Day 52: Supporting Student Inquiry

Last week I was lucky enough to attend a workshop facilitated by Usha James of The
Critical Thinking Consortium (TC2) focused on Planning, Supporting and Assessing Inquiry. Usha is a skilled facilitator and I was eager to spend the morning learning with her. She did not disappoint! Usha pushed us to think hard about our practice and the ways that we support critical inquiry in the classroom.

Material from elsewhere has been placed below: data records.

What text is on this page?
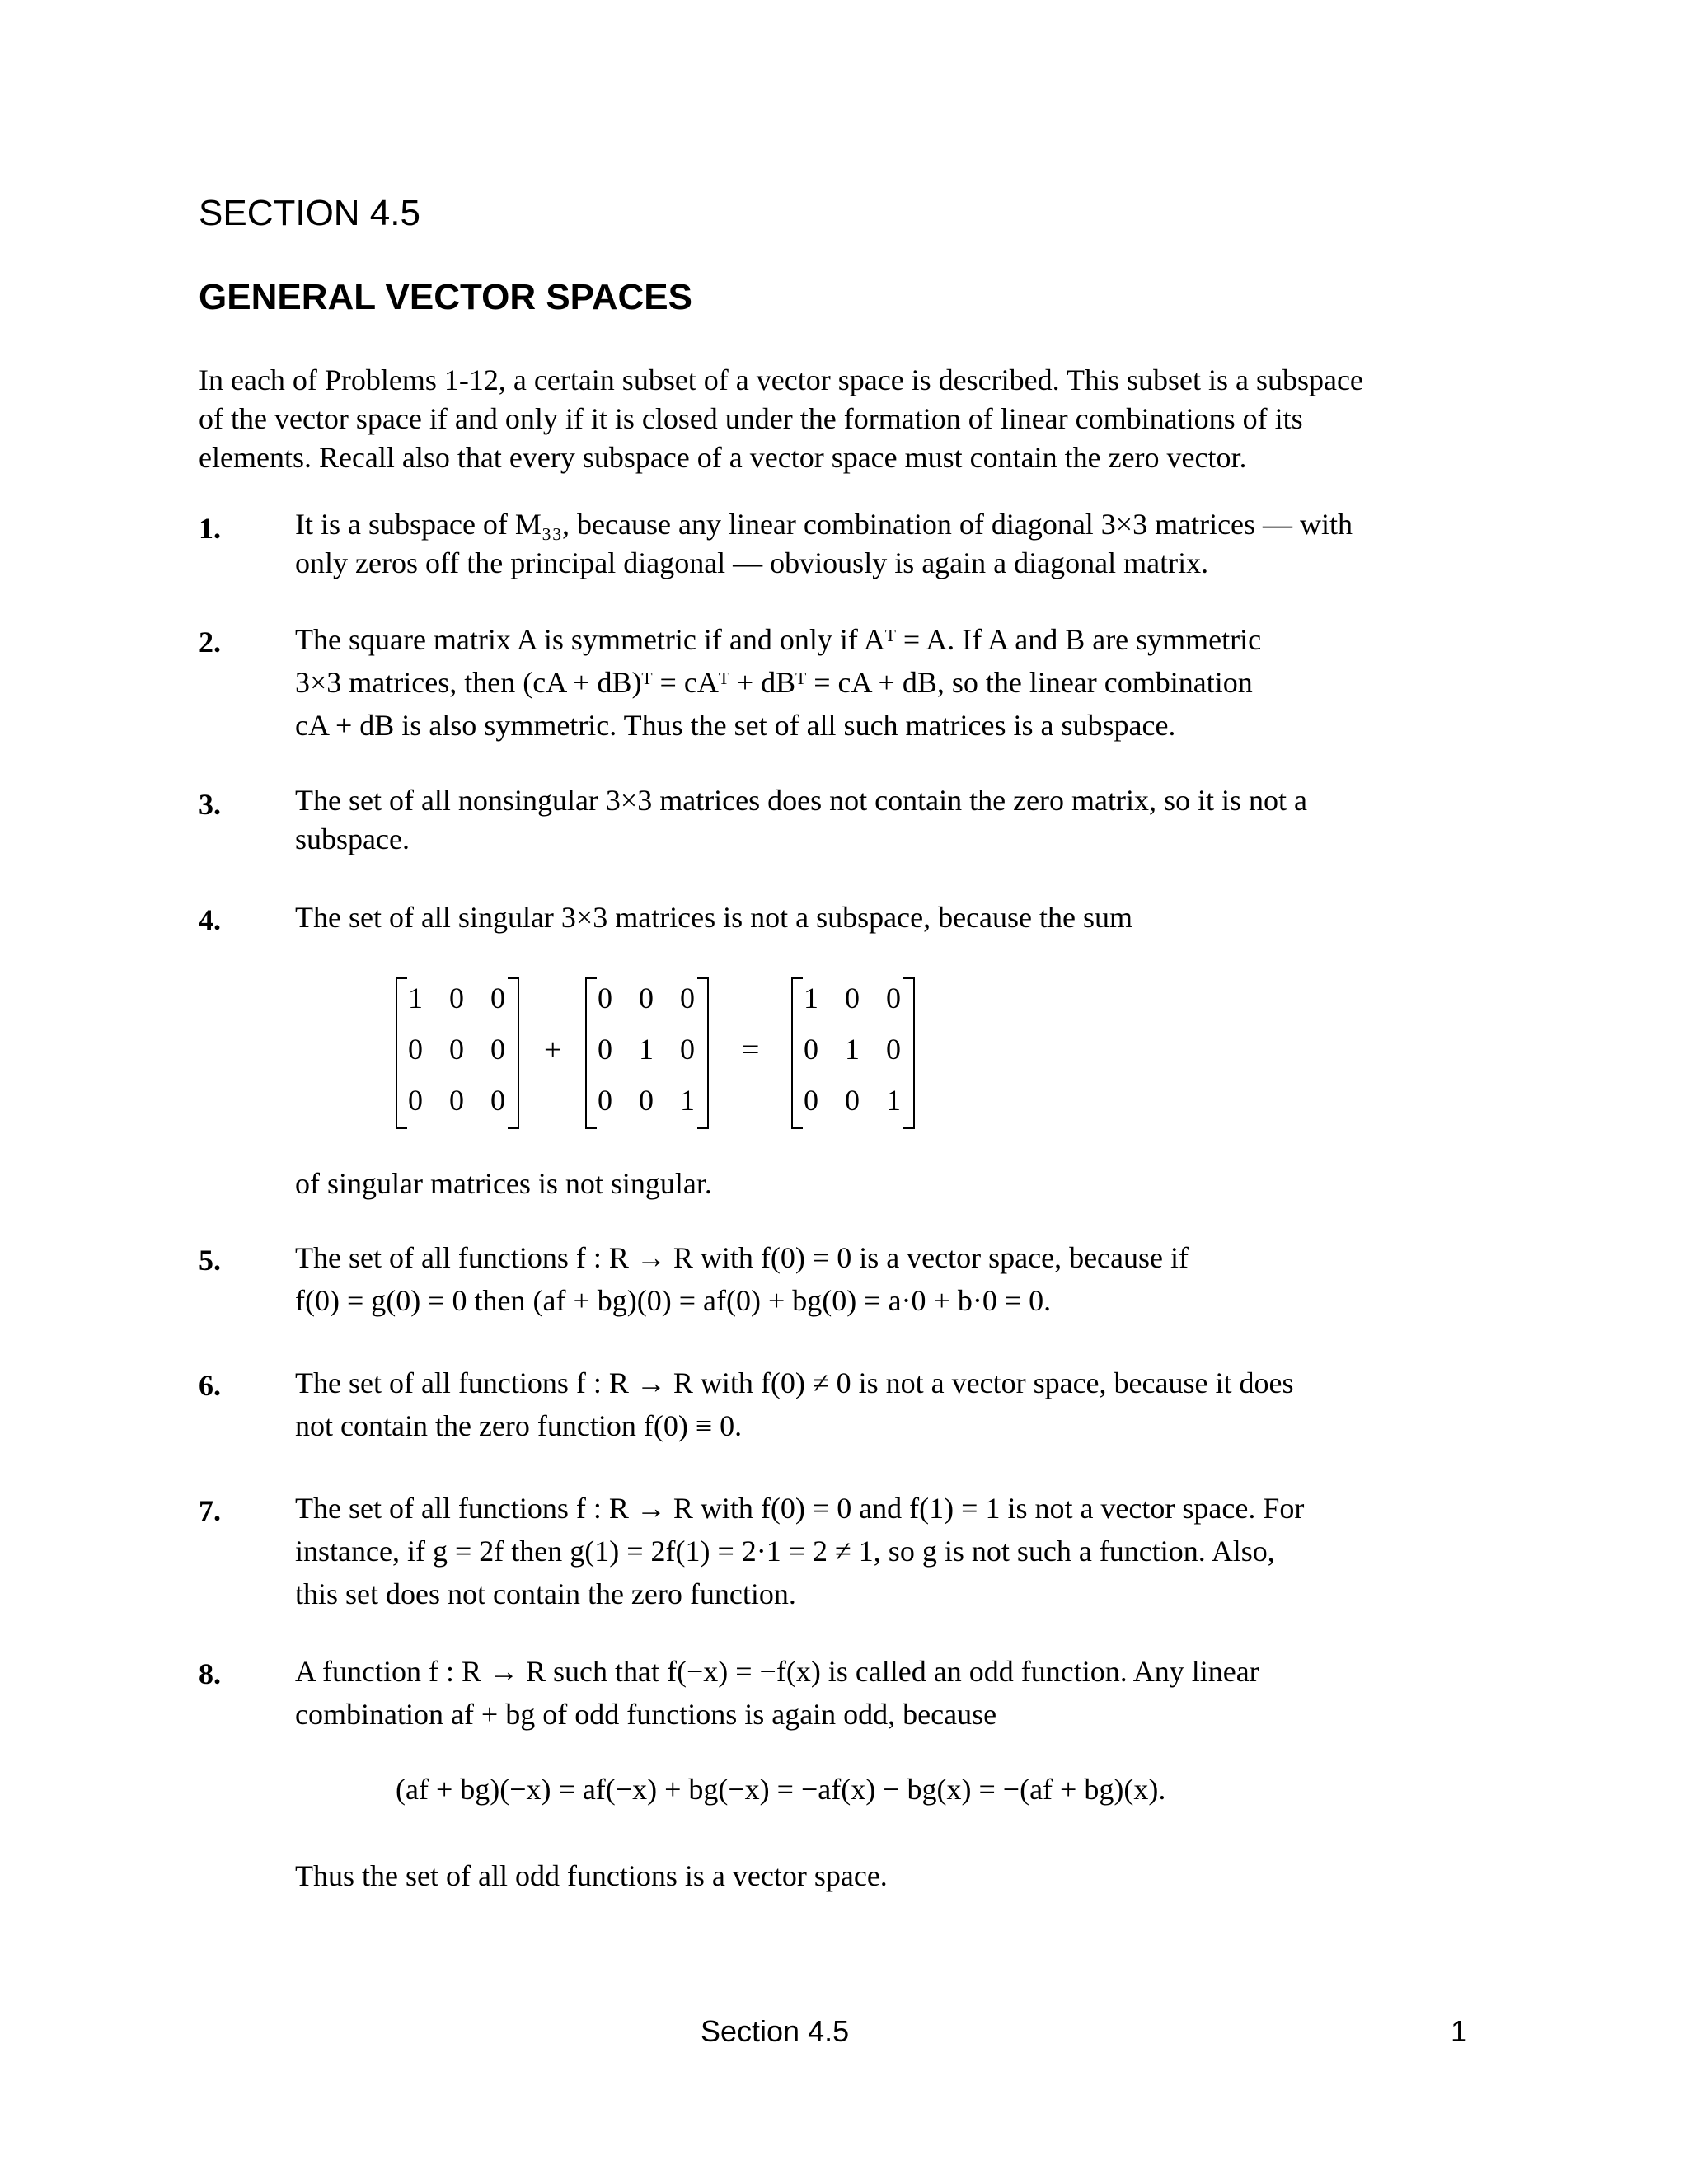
SECTION 4.5
GENERAL VECTOR SPACES
In each of Problems 1-12, a certain subset of a vector space is described. This subset is a subspace
of the vector space if and only if it is closed under the formation of linear combinations of its
elements. Recall also that every subspace of a vector space must contain the zero vector.
1.	It is a subspace of M₃₃, because any linear combination of diagonal 3×3 matrices — with
only zeros off the principal diagonal — obviously is again a diagonal matrix.
2.	The square matrix A is symmetric if and only if Aᵀ = A. If A and B are symmetric
3×3 matrices, then (cA + dB)ᵀ = cAᵀ + dBᵀ = cA + dB, so the linear combination
cA + dB is also symmetric. Thus the set of all such matrices is a subspace.
3.	The set of all nonsingular 3×3 matrices does not contain the zero matrix, so it is not a
subspace.
4.	The set of all singular 3×3 matrices is not a subspace, because the sum
1 0 0
0 0 0
0 0 0
+
0 0 0
0 1 0
0 0 1
=
1 0 0
0 1 0
0 0 1
of singular matrices is not singular.
5.	The set of all functions f : R → R with f(0) = 0 is a vector space, because if
f(0) = g(0) = 0 then (af + bg)(0) = af(0) + bg(0) = a·0 + b·0 = 0.
6.	The set of all functions f : R → R with f(0) ≠ 0 is not a vector space, because it does
not contain the zero function f(0) ≡ 0.
7.	The set of all functions f : R → R with f(0) = 0 and f(1) = 1 is not a vector space. For
instance, if g = 2f then g(1) = 2f(1) = 2·1 = 2 ≠ 1, so g is not such a function. Also,
this set does not contain the zero function.
8.	A function f : R → R such that f(−x) = −f(x) is called an odd function. Any linear
combination af + bg of odd functions is again odd, because
(af + bg)(−x) = af(−x) + bg(−x) = −af(x) − bg(x) = −(af + bg)(x).
Thus the set of all odd functions is a vector space.
Section 4.5	1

Nurturing an Inquiry Stance
Usha described the inquiry approach or stance we want to nurture in a way that really resonated with me. She talked about the importance of framing good inquiry questions but also providing students with more specific, smaller inquiry challenges to help build or encourage inquiry dispositions. She likened inquiry challenges to climbing a mountain, where once you reach the summit and achieve that specific challenge, you want to carry on further, towards the horizon.


Intentional Interruptions
As a facilitator, Usha was engaging and clearly read her audience. Instead of front loading all of the instruction and possibly cutting off possibilities for learners, Usha started her workshop with a broad inquiry based task and then intentionally interrupted us to force us to slow down and think more deeply about our work.  For example, she provided us with an image and time to discuss what we think we saw.  After some initial discussion, she interrupted briefly with some direct instruction. She then gave us the more specific challenge of not inferring what we thought was happening in the picture, but of only articulating facts/details/observations. This is harder than you might think. It forced us to slow down. She later noticed the group was focused on the central image in the photo. Once again she interrupted; this time pointing out that good thinkers also pay attention to the peripheral details. She gave us a concrete thinking strategy, asking us to make observations and inferences across a 5-Ws chart. Finally, she interrupted the conversation once again and gave us the next step. She wanted an informative explanation - but she didn't give us the success criteria up front, she allowed conversation to happen first, for possibilities to be explored and then success criteria was shared.

Usha reinforced the idea that the teacher plays such a critical role in inquiry based learning especially through supporting and sustaining student inquiry.